Rochdale Corporation Tramways

Owner Rochdale Corporation
Opened 22nd May 1902 (electric)
Operator Rochdale Corporation
Took over 26th February 1904 (lines of the Bury, Rochdale and Oldham Tramways Co Ltd within the borough boundaries [steam])
Operator BR&OSTCo (pending conversion to electric traction)
Last BR&STCo service 12th October 1904 (probably)
Purchased 13th October 1904 (assets of the BR&OSTCo, allocated to Rochdale Corporation and Wardle Urban District Council)
Took over (operation) 13th October 1904 (Littleborough route formerly worked by the BR&OSTCo [steam])
Last steam service 11th May 1905
Took over (operation) 20th December 1905 - line from Heywood boundary (Heywood Cemetery) to Heywood Town Centre, owned by Heywood Corporation
Took over 16th June 1925 (lines of the former Middleton Electric Traction Company within Rochdale boundary) - initially worked as a joint committee consisting of the municipal authorities involved (Chadderton UDC [immediately sold to Oldham], Middleton and Rochdale Corporations)
Took over (operation) 9th August 1925 (Rochdale to Manchester via Middleton route, owned by Rochdale, Middleton and Manchester and worked jointly with Manchester Corporation Tramways)
Name changed November 1929 (to Rochdale Corporation Transport)
Closed 12th November 1932
Length 29.92 miles (18.44 miles owned by Rochdale Corporation, 1.78 miles by Milnrow UDC, 2.84 miles by Littleborough UDC, 3.93 miles by Whitworth UDC, 1.58 miles by Bacup Corporation and 1.35 miles by Heywood Corporation).
Gauge 4ft 8½ins

Button description Title (‘ROCHDALE CORPORATION TRAMWAYS’) surrounding the municipal arms (a shield bearing a woolpack, cotton tree branches and five martlets) with a fleece crest, all above the motto: ‘CREDE SIGNO’
Materials known Brass
Button Line reference [114/58]

For those who have never heard of a 'martlet' - ornithologists included - the only place you'll ever see one is on a coat of arms.
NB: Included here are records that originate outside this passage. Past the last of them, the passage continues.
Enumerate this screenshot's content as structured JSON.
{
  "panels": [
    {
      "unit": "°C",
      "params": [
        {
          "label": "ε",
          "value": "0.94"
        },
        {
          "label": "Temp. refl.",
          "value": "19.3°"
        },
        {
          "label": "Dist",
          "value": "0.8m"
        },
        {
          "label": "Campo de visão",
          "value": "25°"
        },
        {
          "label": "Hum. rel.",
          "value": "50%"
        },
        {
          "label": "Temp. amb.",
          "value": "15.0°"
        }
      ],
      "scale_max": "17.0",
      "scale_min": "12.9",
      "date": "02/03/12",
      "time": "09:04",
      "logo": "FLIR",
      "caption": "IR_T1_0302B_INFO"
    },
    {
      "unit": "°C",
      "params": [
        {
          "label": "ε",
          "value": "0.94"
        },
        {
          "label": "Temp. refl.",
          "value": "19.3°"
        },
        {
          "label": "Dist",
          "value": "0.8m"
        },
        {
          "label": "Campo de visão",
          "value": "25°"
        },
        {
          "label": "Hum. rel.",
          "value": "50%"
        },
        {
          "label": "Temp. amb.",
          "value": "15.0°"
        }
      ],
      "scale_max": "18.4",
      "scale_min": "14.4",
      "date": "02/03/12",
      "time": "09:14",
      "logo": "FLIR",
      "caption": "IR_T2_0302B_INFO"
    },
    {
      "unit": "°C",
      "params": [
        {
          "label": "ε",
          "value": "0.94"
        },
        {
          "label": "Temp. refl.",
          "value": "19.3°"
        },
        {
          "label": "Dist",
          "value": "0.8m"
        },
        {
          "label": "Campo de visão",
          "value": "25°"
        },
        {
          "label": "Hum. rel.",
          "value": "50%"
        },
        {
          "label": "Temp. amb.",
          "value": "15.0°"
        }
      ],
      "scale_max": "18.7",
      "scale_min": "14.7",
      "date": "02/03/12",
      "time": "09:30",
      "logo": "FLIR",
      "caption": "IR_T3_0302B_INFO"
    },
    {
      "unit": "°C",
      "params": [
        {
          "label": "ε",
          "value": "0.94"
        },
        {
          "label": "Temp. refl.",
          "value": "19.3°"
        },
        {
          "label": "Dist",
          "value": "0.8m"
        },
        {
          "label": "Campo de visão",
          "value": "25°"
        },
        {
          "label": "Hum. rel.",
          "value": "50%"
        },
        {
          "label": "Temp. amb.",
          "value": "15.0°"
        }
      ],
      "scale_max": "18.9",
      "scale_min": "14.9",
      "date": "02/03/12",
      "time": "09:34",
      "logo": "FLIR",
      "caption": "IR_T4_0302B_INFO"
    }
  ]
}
It's actually an heraldic bird that is always shown without any feet, due to its supposed derivation from the swift, which in earlier times was believed to have no feet (always flying)! A 'millrind' is the iron centre of a mill stone.

As the name of the 'Tramways Committee' was changed to the 'Transport Committee' in November 1929, there is a possibility that tramcar crews may have been issued with uniforms bearing 'Rochdale Corporation Transport' buttons. However, given that no photos have survived which show tramwaymen wearing the new and prominent 'Rochdale Corporation Transport' cap badge, it seems likely that conductors and motormen continued to wear the old style of uniform until they were transferred over to work on the buses.